Another distinction might be that the transfer there was made under 28 U.S. C. § 1406(a) rather than under 28 U.S.C. § 1404(a) as is requested here. Such a distinction, however, is without substance. It is true that the former provision has as its object remedying defects in venue while the latter merely authorizes transfers where, though venue and jurisdiction may lie, the convenience of parties and witnesses and the interest of justice make more desirable a different forum. I find no warrant however in the language of the statute or otherwise, for holding that lack of personal jurisdiction over defendants permits the granting of a transfer under one but not under the other, assuming the factors that bring each into play are present.

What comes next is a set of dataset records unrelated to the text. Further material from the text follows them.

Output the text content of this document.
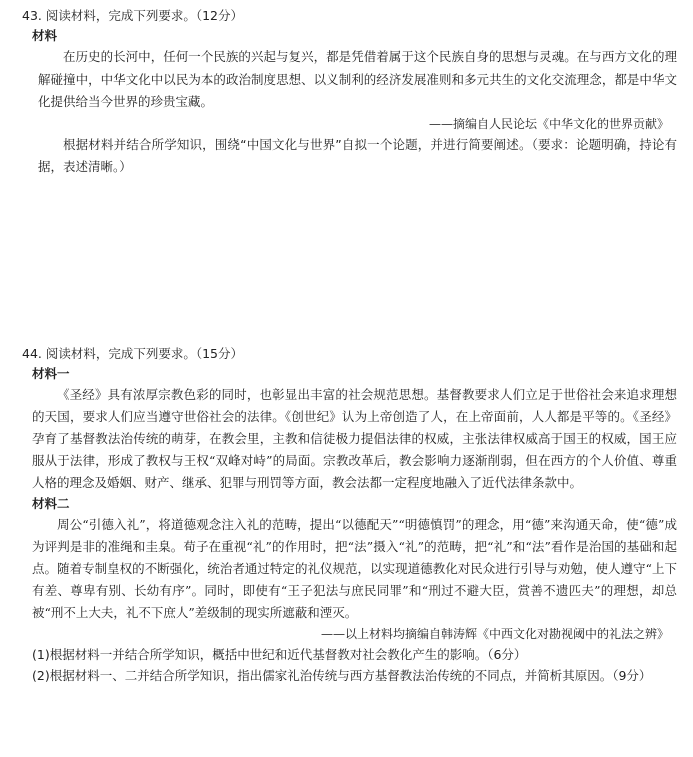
43. 阅读材料，完成下列要求。（12分）
材料
在历史的长河中，任何一个民族的兴起与复兴，都是凭借着属于这个民族自身的思想与灵魂。在与西方文化的理解碰撞中，中华文化中以民为本的政治制度思想、以义制利的经济发展准则和多元共生的文化交流理念，都是中华文化提供给当今世界的珍贵宝藏。
——摘编自人民论坛《中华文化的世界贡献》
根据材料并结合所学知识，围绕“中国文化与世界”自拟一个论题，并进行简要阐述。（要求：论题明确，持论有据，表述清晰。）
44. 阅读材料，完成下列要求。（15分）
材料一
《圣经》具有浓厚宗教色彩的同时，也彰显出丰富的社会规范思想。基督教要求人们立足于世俗社会来追求理想的天国，要求人们应当遵守世俗社会的法律。《创世纪》认为上帝创造了人，在上帝面前，人人都是平等的。《圣经》孕育了基督教法治传统的萌芽，在教会里，主教和信徒极力提倡法律的权威，主张法律权威高于国王的权威，国王应服从于法律，形成了教权与王权“双峰对峙”的局面。宗教改革后，教会影响力逐渐削弱，但在西方的个人价值、尊重人格的理念及婚姻、财产、继承、犯罪与刑罚等方面，教会法都一定程度地融入了近代法律条款中。
材料二
周公“引德入礼”，将道德观念注入礼的范畴，提出“以德配天”“明德慎罚”的理念，用“德”来沟通天命，使“德”成为评判是非的准绳和圭臬。荀子在重视“礼”的作用时，把“法”摄入“礼”的范畴，把“礼”和“法”看作是治国的基础和起点。随着专制皇权的不断强化，统治者通过特定的礼仪规范，以实现道德教化对民众进行引导与劝勉，使人遵守“上下有差、尊卑有别、长幼有序”。同时，即使有“王子犯法与庶民同罪”和“刑过不避大臣，赏善不遗匹夫”的理想，却总被“刑不上大夫，礼不下庶人”差级制的现实所遮蔽和湮灭。
——以上材料均摘编自韩涛辉《中西文化对勘视阈中的礼法之辨》
(1)根据材料一并结合所学知识，概括中世纪和近代基督教对社会教化产生的影响。（6分）
(2)根据材料一、二并结合所学知识，指出儒家礼治传统与西方基督教法治传统的不同点，并简析其原因。（9分）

I must, of course, concede that section 1404(a) was an embodiment of the doctrine of forum non conveniens. Ford Motor Co. v. Ryan, 2 Cir., 182 F.2d 329, 330, certiorari denied 340 U.S. 851, 71 S. Ct. 79, 95 L. Ed. 624, and that that doctrine "can never apply if there is absence of jurisdiction" and that it "presupposes at least two forums in which the defendant is amenable to process". Gulf Oil Corp. v. Gilbert, 330 U.S. 501, 504, 507, 67 S. Ct. 839, 841, 842, 91 L. Ed. 1055.

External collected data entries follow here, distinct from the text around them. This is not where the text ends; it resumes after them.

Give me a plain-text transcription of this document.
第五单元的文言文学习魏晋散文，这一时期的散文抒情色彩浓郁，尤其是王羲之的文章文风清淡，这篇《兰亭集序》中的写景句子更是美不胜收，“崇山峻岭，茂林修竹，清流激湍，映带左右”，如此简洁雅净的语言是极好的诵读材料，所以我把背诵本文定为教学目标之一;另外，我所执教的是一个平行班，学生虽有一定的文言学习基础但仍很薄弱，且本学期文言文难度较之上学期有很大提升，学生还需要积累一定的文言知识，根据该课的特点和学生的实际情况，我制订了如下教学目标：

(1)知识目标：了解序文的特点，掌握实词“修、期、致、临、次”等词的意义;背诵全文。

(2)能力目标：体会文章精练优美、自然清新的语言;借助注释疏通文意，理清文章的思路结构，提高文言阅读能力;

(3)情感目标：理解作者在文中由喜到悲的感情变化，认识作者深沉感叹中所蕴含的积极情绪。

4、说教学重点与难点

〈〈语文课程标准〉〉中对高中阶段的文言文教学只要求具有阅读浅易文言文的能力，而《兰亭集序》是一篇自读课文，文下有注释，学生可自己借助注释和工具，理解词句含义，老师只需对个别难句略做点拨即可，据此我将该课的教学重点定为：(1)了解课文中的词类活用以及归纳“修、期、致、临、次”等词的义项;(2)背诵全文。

The explanation for these two requisites for the application of the doctrine of forum non conveniens probably is that in a situation such as this the doctrine would not come into play. The doctrine if applied would merely have resulted in the dismissal of the action and a plaintiff facing the likelihood of dismissal for lack of jurisdiction could find no solace in seeking the application of that doctrine. *429 Likewise a defendant who could have obtained dismissal for lack of jurisdiction over him would have no occasion to seek the application of the doctrine.

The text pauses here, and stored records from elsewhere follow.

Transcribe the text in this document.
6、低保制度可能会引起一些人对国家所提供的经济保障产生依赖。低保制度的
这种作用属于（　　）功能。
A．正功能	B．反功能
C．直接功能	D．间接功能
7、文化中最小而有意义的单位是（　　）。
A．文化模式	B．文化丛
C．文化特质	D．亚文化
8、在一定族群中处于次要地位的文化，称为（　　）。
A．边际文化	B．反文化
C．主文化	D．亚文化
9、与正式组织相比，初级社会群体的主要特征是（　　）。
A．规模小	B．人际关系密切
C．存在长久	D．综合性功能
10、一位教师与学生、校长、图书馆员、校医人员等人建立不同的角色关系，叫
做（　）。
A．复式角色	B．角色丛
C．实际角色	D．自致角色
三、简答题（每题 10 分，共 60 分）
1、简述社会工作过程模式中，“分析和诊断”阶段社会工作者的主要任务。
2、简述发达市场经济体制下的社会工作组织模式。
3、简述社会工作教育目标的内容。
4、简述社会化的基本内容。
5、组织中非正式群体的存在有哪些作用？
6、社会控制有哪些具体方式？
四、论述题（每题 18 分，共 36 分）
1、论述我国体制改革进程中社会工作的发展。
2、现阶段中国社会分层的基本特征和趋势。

The passage of the statutory provision, 28 U.S.C. § 1404(a), placed the problem on a different footing. Now the court has power to transfer rather than dismiss cases. Thus the fact that the doctrine of forum non conveniens would not have been applied where the court lacked jurisdiction before the enactment of the transfer provision does not require the application of the same standards where the court now has available to it machinery which could be employed to serve the interest of justice in a different situation. On the other hand, the requirement of the doctrine remains that defendant be amenable to process in the second forum, or, to make the language applicable to the new statute, the district to which the case is to be transferred. Foster-Milburn Co. v. Knight, 2 Cir., 181 F.2d 949; Rogers v. Halford, D.C.E.D.Wis., 107 F. Supp. 295; Arvidson v. Reynolds Metals Co., D.C. W.D.Wash., 107 F. Supp. 51; Cf. Anthony v. RKO Radio Pictures, D.C.S.D. N.Y., 103 F. Supp. 56.

Although I entertain serious doubts upon the matter, I will follow what the language of the Court of Appeals indicates to be the law of this Circuit and that is that a District Court has power to transfer to another district a case in which a complaint has been filed but personal jurisdiction over the defendants has not been obtained. Whether cases may arise in which it would be unreasonable, inequitable or vexatious to permit such a transfer, I need not decide. Such questions can be dealt with when they are presented. Here defendants make no contention that they will be prejudiced by the transfer or that, assuming the court has power, the transfer is not warranted under § 1404(a). I think that the convenience of parties and witnesses and the interests of justice call for the transfer and I will therefore grant the motion to transfer this case to the United States District Court for the Southern District of Texas.